| Type: | Package |
| Title: | Weighted Double Score Matching for Survey-Weighted Causal Inference |
| Version: | 0.1.1 |
| Description: | Implements weighted double score matching (WDSM) for estimating population-level causal effects from complex survey data. Combines propensity scores and prognostic scores with survey design weights for matching, survey-weighted imputation within match sets, and Hajek normalization to target the population average treatment effect (PATE) and the population average treatment effect on the treated (PATT). Supports both retrospective (treatment-dependent) and prospective (treatment-independent) sampling designs. Achieves double robustness: consistent estimation when either the propensity score or prognostic score model is correctly specified. Provides polynomial sieve bias correction and linearization-based multinomial bootstrap variance estimation that preserves the survey-weighted matching structure without re-matching. Methods are described in Zeng, Tong, Tong, Lu, Mukherjee, and Li (2026, under review) "Where to weight? Estimating population causal effects with weighted double score matching in complex surveys". |
| License: | GPL-3 |
| Encoding: | UTF-8 |
| LazyData: | true |
| RoxygenNote: | 7.3.2 |
| Depends: | R (≥ 3.5.0) |
| Imports: | stats |
| Suggests: | testthat (≥ 3.0.0), knitr, rmarkdown |
| Config/testthat/edition: | 3 |
| URL: | https://github.com/ykzeng-yale/wdsmatch |
| BugReports: | https://github.com/ykzeng-yale/wdsmatch/issues |
| NeedsCompilation: | no |
| Packaged: | 2026-04-16 16:21:58 UTC; yukang |
| Author: | Yukang Zeng [aut, cre], Guangyu Tong [aut], Jiaqi Tong [aut], Haidong Lu [aut], Bhramar Mukherjee [aut], Fan Li [aut] |
| Maintainer: | Yukang Zeng <ykzeng2019@gmail.com> |
| Repository: | CRAN |
| Date/Publication: | 2026-04-21 19:00:02 UTC |
Print method for wdsmatch objects
Description
Print method for wdsmatch objects
Usage
## S3 method for class 'wdsmatch'
print(x, digits = 4, ...)
Arguments
x |
A |
digits |
Number of significant digits. |
... |
Additional arguments (ignored). |
Value
Invisibly returns the input object x. Called for its
side effect of printing a formatted summary to the console, including
the point estimate, standard error, confidence interval, number of
matches, and sample sizes.
Summary method for wdsmatch objects
Description
Summary method for wdsmatch objects
Usage
## S3 method for class 'wdsmatch'
summary(object, ...)
Arguments
object |
A |
... |
Additional arguments (ignored). |
Value
Invisibly returns the input object. Called for its side effect of printing a formatted summary to the console.
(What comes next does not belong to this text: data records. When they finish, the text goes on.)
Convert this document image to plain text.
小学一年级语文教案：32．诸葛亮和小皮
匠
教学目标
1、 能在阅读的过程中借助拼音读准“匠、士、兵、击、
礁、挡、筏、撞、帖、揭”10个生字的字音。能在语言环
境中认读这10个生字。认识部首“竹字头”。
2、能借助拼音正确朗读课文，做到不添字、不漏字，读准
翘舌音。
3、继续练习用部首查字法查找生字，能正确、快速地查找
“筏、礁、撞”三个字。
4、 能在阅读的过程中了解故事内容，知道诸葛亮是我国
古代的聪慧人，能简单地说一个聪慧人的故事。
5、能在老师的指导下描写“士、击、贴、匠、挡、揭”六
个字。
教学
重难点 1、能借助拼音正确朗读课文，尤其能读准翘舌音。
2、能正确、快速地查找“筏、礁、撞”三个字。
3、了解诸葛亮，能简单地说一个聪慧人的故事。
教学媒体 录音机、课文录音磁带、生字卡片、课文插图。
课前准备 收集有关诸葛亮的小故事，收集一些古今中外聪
Simulated Survey Observational Data
Description
A simulated dataset drawn from a survey-weighted observational study with treatment-dependent (retrospective) sampling. Contains 6 covariates, a binary treatment indicator, observed outcome, and survey design weights. The true PATE is approximately 0.8 and the true PATT approximately 1.0.
Usage
survey_obs
Format
A data frame with approximately 120 rows and 9 variables:
- Y
Observed outcome (continuous).
- Z
Binary treatment indicator (1 = treated, 0 = control).
- X1, X2, X3, X4, X5, X6
Pre-treatment covariates (continuous). The true propensity and prognostic models include an
X1:X2interaction.- survey_weight
Survey design weight (inverse selection probability).
Details
Generated by a simulation where:
Treatment assignment:
P(Z=1|X) = \text{logit}^{-1}(0.3 + 0.6 X_1 + 0.4 X_2 - 0.3 X_3 + 0.2 X_1 X_2).Outcome model:
Y(0) = 1 + X_1 + 0.5 X_2 - 0.3 X_3 + 0.2 X_4 + 0.3 X_1 X_2 + \varepsilon, with treatment effect\tau(X) = 0.8 + 0.2 X_1.Survey selection: treatment-dependent (retrospective) with
P(S=1|Z,X) = \text{logit}^{-1}(-2 + 0.3 Z + 0.2 X_1 + 0.15 X_2).
Source
Simulated data; see data-raw/make_survey_data.R.
Examples
data(survey_obs)
head(survey_obs)
# Estimate PATE
fit <- wdsmatchATE(Y = survey_obs$Y, X = survey_obs[, 3:8],
Z = survey_obs$Z, weights = survey_obs$survey_weight,
M = 3, varest = FALSE)
fit
Weighted Double Score Matching Estimator for Population Average Treatment Effect
Description
Estimates the population average treatment effect (PATE) using weighted double score matching (WDSM) with survey design weights. The method matches treated and control units on arm-specific double scores D_z(X) = (e(X), Psi_z(X)) for z in {0,1}, imputes missing potential outcomes via survey-weighted averaging within match sets, and aggregates using Hajek normalization. Polynomial sieve bias correction removes the finite-sample matching discrepancy. Variance estimation uses a linearization-based multinomial bootstrap that re-estimates score parameters while preserving the original matching structure and survey-weighted reuse frequencies.
Usage
wdsmatchATE(
Y,
X,
Z,
weights,
M = 5,
ps = NULL,
pg = NULL,
model.ps = NULL,
model.pg = NULL,
sampling = c("retrospective", "prospective"),
use.bias.correction = TRUE,
varest = TRUE,
boots = 200,
alpha = 0.05
)
Arguments
Y |
Numeric vector of observed outcomes. |
X |
Numeric matrix or data frame of covariates. |
Z |
Binary treatment assignment indicator (1 = treated, 0 = control). |
weights |
Numeric vector of survey design weights. Required. |
M |
Number of nearest neighbors for matching (default 5). |
ps |
Numeric vector of pre-estimated propensity scores. If
|
pg |
Numeric matrix of pre-estimated prognostic scores with columns
|
model.ps |
Formula for propensity score model (e.g.,
|
model.pg |
Formula for prognostic score model (e.g.,
|
sampling |
Character: |
use.bias.correction |
Logical: apply polynomial sieve bias correction
(default |
varest |
Logical: compute bootstrap variance estimate and confidence
interval (default |
boots |
Number of multinomial bootstrap replicates (default 200). |
alpha |
Significance level for confidence intervals (default 0.05). |
Details
The estimator achieves double robustness: it is consistent when either the propensity score model or the prognostic score model is correctly specified.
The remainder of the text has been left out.